Bismillah
Rasa-rasanya tak ada negara yang lebih menarik untuk dikupas melebihi
Saudi Arabia. Sederet frase mungkin langsung terbayang dalam benak kita
begitu mendengar nama Saudi. Negeri kelahiran Rasulullah Sallallahu
'alaihi Wassallam, dua kota suci, Wahabi, minyak, dan sebagainya.
Perspektif orang terhadap negara tersebut pun secara umum terbagi dalam
dua kutub ekstrem. Mengagumi sedemikian rupa
atau membenci
sejadi-jadinya.
Bagi yang mengagumi Saudi, negeri yang kini dinakhodai oleh Raja
Abdullah tersebut selalu dilihat dalam kaca mata putih sebagai pelindung
utama dakwah tauhid, negeri yang sukses mendistribusikan kemakmuran
terhadap segenap rakyatnya, negeri yang sukses menegakkan keamanan di
segenap penjuru wilayahnya, serta negeri yang konsisten dengan hukum
Islam di tengah moderenitas. Sementara bagi para pembenci Saudi, negara
tersebut selalu dilihat dengan kaca mata hitam sebagai negeri yang lahir
dari satu ‘paham’ yang sering dibilang ‘keras dan intoleran’, antek
Amerika, pengusung diktatorisme, pembela feodalisme, pengekang hak-hak
wanita, serta kehidupan glamour sebagian elitnya.
Namun justru adanya dua perspektif yang saling bertolak belakang itulah
yang menyebabkan ‘pesona’ Saudi kian berbinar. Sejumlah karya
kontroversi yang bertemakan Saudi selalu menggelitik untuk ditelisik.
Sebut saja Dinasti Bush Dinasti Saud, The Girls of Riyadh hingga Kudeta
Makkah. Meski sederet buku tersebut cenderung mendiskreditkan Saudi,
namun di sisi lain adanya karya-karya semacam itu justru menunjukkan
pengakuan banyak pihak akan eksistensi Saudi. Bahkan sejak lahirnya
cikal bakal kerajaan Saudi Arabia lewat dakwah tauhid Syaikh Muhammad
bin Abdul Wahhab dan Imam Muhammad Ibnu Su’ud, gemanya pun langsung
berasa di berbagai negeri Muslim.
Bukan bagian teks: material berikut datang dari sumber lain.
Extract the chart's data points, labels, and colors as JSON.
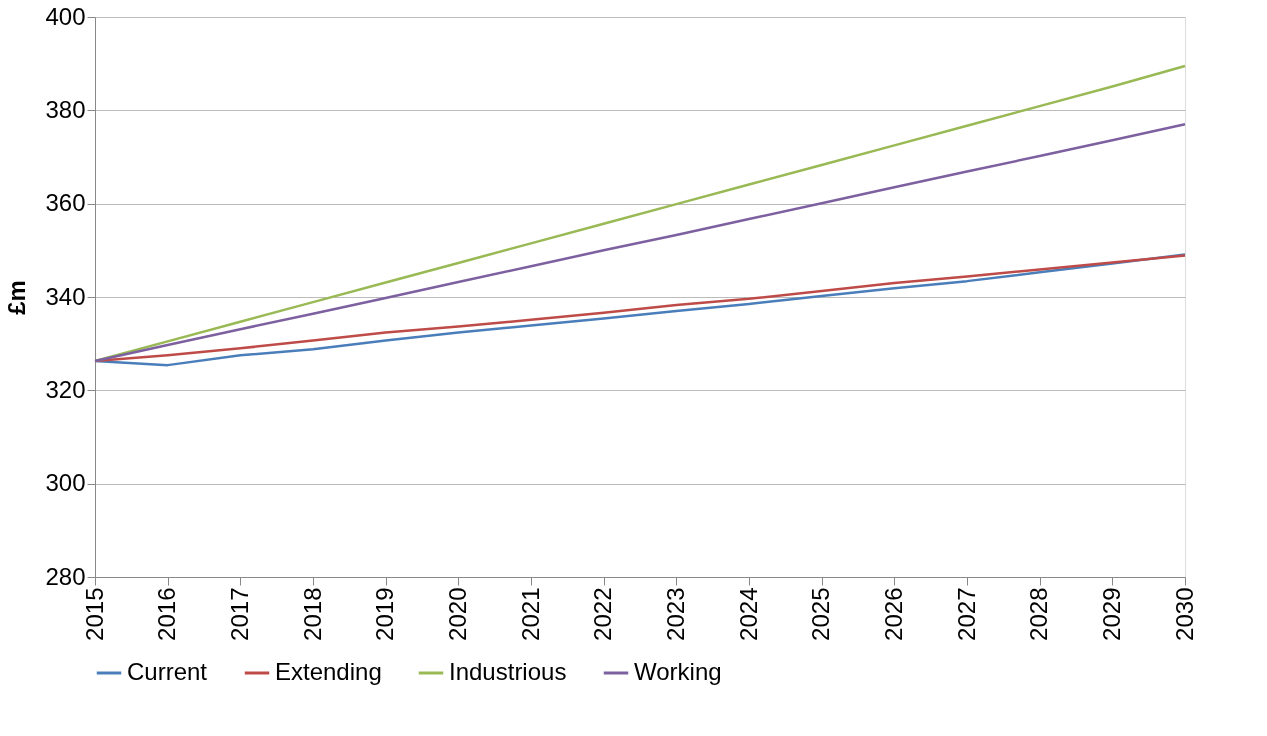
{
  "chart_data": {
    "type": "line",
    "ylabel": "£m",
    "categories": [
      "2015",
      "2016",
      "2017",
      "2018",
      "2019",
      "2020",
      "2021",
      "2022",
      "2023",
      "2024",
      "2025",
      "2026",
      "2027",
      "2028",
      "2029",
      "2030"
    ],
    "series": [
      {
        "name": "Current",
        "color": "#4a7ebb",
        "values": [
          326.3,
          325.4,
          327.5,
          328.8,
          330.7,
          332.4,
          333.9,
          335.4,
          337.0,
          338.5,
          340.2,
          341.9,
          343.4,
          345.3,
          347.2,
          349.1
        ]
      },
      {
        "name": "Extending",
        "color": "#be4b48",
        "values": [
          326.3,
          327.5,
          329.0,
          330.7,
          332.4,
          333.7,
          335.1,
          336.6,
          338.3,
          339.6,
          341.3,
          343.0,
          344.4,
          345.9,
          347.4,
          348.9
        ]
      },
      {
        "name": "Industrious",
        "color": "#98b954",
        "values": [
          326.3,
          330.5,
          334.7,
          338.9,
          343.1,
          347.3,
          351.5,
          355.7,
          359.9,
          364.1,
          368.3,
          372.5,
          376.7,
          380.9,
          385.1,
          389.5
        ]
      },
      {
        "name": "Working",
        "color": "#7d60a0",
        "values": [
          326.3,
          329.7,
          333.1,
          336.4,
          339.8,
          343.2,
          346.6,
          350.0,
          353.3,
          356.7,
          360.1,
          363.5,
          366.9,
          370.2,
          373.6,
          377.0
        ]
      }
    ],
    "ylim": [
      280,
      400
    ],
    "yticks": [
      280,
      300,
      320,
      340,
      360,
      380,
      400
    ],
    "grid": "y",
    "legend": "bottom",
    "marker": "none",
    "line_style": "solid"
  }
}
Di tanah air, pengaruh langsung dari
dakwah Syaikh Muhammad bin Abdul Wahhab menjelma dalam gerakan Paderi di
tanah Minang.
Biografi memukau Raja Abdul Aziz Ibnu Saud yang dibesarkan di
pengasingan dalam kondisi penuh keterbatasan sebelum sukses mendirikan
kerajaan Arab Saudi moderen, tak pelak menghadirkan kekaguman pula bagi
Bung Karno. Dalam salah satu suratnya yang ditulis di Endeh dan
ditujukan kepada Ustadz A. Hassan, Bung Karno menyatakan kekagumannya
akan biografi Ibnu Saud dengan ungkapan, “Ia adalah menggambarkan
kebesaran Ibnu Saud dan Wahabism begitu rupa, mengkobar-kobarkan element
amal, perbuatan begitu rupa, hingga banyak kaum “tafakur” dan kaum
pengeramat Husain c.s akan kehilangan akal nanti sama sekali.”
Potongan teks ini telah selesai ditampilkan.